Make sure the professional is licensed, has specific training in cognitive-behavioral therapy, and uses VR within a structured therapeutic framework. Virtual reality applied without clinical training is just technology; the psychologist is what provides the therapeutic value.

If your current psychologist doesn’t have the tool yet but wants to add it, they can contact the VRET team for professional information about the platform.

This article is for informational purposes for psychology professionals. It is not clinical advice for any individual case and does not replace the judgment of the licensed psychologist in charge. VRET is professional clinical-support software, not a CE-marked medical device.

Frequently asked questions

Is virtual reality exposure therapy like playing a video game?

No.
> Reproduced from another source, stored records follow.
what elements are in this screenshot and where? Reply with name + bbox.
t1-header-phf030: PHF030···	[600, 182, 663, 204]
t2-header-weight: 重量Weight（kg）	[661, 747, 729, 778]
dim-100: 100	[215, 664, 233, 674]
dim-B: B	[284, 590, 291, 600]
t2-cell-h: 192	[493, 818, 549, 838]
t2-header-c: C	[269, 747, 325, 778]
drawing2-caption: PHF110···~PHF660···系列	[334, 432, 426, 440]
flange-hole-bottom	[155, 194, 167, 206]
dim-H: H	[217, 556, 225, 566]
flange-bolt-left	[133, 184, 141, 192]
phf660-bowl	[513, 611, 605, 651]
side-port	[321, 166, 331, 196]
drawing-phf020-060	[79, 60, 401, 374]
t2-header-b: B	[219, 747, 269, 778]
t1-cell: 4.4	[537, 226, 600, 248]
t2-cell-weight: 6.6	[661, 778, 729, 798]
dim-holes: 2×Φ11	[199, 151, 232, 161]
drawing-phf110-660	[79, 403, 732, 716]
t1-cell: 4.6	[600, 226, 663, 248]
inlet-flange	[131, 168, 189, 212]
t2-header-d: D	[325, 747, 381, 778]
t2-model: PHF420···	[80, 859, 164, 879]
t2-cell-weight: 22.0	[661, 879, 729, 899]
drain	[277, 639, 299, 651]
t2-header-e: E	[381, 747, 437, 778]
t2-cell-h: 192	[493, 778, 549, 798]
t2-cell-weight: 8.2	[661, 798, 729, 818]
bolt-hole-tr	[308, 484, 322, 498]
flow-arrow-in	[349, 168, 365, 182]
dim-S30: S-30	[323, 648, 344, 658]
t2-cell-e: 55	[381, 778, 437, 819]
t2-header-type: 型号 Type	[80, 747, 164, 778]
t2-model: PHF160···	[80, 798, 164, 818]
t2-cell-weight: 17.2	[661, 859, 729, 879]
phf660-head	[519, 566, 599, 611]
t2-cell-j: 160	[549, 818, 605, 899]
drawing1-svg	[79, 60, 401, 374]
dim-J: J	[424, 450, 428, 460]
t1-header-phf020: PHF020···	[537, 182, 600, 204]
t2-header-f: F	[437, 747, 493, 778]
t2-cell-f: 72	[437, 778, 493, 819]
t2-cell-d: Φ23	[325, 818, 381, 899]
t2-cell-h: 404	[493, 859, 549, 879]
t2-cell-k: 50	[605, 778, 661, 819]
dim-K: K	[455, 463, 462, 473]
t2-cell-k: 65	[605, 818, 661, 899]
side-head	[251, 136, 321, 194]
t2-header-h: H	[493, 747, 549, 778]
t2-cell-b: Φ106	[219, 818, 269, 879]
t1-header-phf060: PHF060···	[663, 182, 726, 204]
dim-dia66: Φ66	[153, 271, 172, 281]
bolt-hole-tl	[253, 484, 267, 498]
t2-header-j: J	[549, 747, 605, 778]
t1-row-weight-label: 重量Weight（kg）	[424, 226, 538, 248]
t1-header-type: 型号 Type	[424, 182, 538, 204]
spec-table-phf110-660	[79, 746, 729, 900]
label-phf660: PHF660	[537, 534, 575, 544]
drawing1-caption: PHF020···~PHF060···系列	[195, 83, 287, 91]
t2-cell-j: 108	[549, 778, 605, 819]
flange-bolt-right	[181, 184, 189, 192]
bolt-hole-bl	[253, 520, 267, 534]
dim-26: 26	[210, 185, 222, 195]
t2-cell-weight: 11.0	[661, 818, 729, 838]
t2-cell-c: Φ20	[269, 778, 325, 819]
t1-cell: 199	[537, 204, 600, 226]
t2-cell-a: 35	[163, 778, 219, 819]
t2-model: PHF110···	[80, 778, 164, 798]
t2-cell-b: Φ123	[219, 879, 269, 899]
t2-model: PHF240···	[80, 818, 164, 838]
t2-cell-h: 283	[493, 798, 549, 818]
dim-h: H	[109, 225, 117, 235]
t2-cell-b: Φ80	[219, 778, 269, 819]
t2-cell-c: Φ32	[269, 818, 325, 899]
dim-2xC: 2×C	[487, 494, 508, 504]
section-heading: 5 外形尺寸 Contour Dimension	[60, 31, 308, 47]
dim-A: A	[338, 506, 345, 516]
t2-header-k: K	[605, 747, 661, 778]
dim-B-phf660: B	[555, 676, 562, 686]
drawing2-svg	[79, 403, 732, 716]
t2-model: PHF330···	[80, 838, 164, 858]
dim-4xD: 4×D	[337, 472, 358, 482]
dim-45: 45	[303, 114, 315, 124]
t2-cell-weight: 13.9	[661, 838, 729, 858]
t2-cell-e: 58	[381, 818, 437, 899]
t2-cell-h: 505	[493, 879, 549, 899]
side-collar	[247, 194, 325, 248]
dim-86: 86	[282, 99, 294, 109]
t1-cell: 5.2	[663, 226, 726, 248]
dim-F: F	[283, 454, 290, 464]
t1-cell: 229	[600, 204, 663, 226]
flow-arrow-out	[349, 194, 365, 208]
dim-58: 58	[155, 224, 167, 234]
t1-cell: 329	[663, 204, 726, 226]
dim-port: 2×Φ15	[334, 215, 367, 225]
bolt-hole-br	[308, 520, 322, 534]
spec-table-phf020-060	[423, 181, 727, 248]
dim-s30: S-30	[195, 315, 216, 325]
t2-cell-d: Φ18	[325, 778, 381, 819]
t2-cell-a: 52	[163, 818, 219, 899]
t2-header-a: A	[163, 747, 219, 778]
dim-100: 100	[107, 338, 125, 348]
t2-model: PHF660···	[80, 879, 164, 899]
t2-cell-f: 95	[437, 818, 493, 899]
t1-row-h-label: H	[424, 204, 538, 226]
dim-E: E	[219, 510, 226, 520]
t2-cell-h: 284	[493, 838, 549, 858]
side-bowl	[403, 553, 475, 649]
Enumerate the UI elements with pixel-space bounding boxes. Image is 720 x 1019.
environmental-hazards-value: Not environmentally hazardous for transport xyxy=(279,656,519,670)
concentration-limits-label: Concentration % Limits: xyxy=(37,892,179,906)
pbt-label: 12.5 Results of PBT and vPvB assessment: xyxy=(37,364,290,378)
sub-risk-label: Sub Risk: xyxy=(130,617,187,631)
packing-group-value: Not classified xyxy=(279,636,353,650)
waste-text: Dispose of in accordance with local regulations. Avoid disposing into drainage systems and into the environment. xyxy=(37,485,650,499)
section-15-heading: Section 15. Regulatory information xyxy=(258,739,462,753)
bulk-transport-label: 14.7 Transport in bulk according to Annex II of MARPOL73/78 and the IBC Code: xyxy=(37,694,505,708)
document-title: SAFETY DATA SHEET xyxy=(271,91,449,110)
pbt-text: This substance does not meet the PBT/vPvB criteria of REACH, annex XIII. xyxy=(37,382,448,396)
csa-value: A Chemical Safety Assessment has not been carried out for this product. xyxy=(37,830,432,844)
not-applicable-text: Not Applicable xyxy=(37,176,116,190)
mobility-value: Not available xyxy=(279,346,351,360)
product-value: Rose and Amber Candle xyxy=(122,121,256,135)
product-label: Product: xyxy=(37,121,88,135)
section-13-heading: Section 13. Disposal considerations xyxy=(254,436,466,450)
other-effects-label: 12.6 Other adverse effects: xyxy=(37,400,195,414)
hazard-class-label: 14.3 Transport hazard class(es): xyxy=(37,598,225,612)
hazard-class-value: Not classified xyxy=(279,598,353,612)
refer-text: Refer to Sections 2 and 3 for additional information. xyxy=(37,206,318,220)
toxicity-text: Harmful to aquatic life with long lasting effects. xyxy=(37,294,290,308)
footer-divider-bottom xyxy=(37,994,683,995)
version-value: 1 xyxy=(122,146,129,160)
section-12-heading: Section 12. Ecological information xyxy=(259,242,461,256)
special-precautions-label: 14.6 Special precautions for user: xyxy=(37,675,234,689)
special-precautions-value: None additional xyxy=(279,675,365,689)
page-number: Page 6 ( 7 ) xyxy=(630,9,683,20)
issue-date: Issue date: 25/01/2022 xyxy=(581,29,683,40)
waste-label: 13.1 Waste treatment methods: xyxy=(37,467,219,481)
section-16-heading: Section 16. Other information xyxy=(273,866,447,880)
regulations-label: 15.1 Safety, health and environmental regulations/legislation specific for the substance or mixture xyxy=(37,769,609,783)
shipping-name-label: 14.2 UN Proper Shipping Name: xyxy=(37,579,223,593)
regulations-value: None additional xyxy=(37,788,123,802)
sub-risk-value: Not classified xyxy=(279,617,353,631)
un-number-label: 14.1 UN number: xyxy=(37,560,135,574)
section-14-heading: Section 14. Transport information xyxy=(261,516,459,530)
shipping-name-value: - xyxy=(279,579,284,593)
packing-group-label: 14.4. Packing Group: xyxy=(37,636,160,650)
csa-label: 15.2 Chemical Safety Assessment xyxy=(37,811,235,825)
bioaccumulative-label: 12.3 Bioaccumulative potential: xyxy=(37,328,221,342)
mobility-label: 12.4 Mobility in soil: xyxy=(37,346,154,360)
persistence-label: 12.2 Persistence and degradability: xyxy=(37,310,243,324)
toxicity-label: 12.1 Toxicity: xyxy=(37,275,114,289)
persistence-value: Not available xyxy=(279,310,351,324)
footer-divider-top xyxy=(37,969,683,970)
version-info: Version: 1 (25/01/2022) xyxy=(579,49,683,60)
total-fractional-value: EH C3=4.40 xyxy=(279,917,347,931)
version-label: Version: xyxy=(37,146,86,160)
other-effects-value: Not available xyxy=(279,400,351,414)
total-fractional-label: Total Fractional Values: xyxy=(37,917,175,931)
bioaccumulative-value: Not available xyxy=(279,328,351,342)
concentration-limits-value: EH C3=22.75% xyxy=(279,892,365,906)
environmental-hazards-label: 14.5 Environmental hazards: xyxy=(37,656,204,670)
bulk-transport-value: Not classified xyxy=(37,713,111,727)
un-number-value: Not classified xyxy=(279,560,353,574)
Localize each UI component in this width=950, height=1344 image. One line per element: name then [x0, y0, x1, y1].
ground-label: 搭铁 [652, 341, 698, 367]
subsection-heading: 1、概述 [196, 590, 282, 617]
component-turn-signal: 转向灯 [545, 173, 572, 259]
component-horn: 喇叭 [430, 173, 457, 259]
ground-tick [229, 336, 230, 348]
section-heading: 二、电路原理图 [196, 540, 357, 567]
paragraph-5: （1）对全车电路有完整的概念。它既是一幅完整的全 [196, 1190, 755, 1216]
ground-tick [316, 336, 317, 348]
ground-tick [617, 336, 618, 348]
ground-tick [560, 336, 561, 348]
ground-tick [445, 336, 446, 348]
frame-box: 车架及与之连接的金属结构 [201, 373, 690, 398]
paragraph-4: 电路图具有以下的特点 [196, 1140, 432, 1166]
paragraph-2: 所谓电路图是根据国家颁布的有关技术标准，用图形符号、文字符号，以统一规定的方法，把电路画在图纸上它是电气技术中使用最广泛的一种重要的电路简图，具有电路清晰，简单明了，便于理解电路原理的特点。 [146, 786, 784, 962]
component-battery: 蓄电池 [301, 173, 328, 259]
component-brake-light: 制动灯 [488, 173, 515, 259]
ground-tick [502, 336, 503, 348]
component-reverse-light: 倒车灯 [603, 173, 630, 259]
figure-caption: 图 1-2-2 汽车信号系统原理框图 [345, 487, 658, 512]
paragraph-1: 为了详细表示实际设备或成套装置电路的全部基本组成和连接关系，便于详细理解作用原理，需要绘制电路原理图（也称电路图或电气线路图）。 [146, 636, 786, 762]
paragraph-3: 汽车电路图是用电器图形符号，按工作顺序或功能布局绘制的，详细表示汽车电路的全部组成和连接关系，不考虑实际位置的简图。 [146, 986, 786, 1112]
Although the technology looks similar on the surface, the content is clinically designed: there are no points, levels, or game objectives — just scenes calibrated to reproduce the phobic stimulus gradually under the psychologist’s direction.

Can I take off the headset at any time?

Yes. The patient retains control at all times. If they ask for a pause or need to stop the session, the psychologist accommodates it. The sense of shared control is part of the therapeutic framework.

Does VRET work for all psychological problems?

No. It has the strongest evidence for specific phobias, social anxiety disorder, panic disorder, and post-traumatic stress. For other conditions it may be complementary or not indicated at all. The psychologist decides case by case.

Is it safe?

Supervised clinical use of virtual reality has a reasonable safety profile. The adverse effects reported are mild (transient dizziness, visual fatigue). The psychologist assesses contraindications before starting the protocol.

Is it covered by public healthcare or private insurance?

It depends on your country, region, and insurer. Public healthcare coverage is still uncommon. In private practice, coverage varies by insurance company. It’s worth asking both your psychologist and your insurer directly.

Are there any side effects?

Transient motion sickness, mild visual fatigue, or a sense of disorientation after removing the headset can occur. These are usually brief and are managed by adjusting the protocol. The psychologist reviews your history (vertigo, epilepsy, visual problems) before starting.

What happens after treatment ends?

Spaced-out follow-up is usually scheduled over several months to consolidate progress, prevent relapse, and reinforce the strategies learned during sessions.

VRET is professional clinical-support software, not a CE-marked medical device. Clinical supervision remains with the licensed psychologist in charge.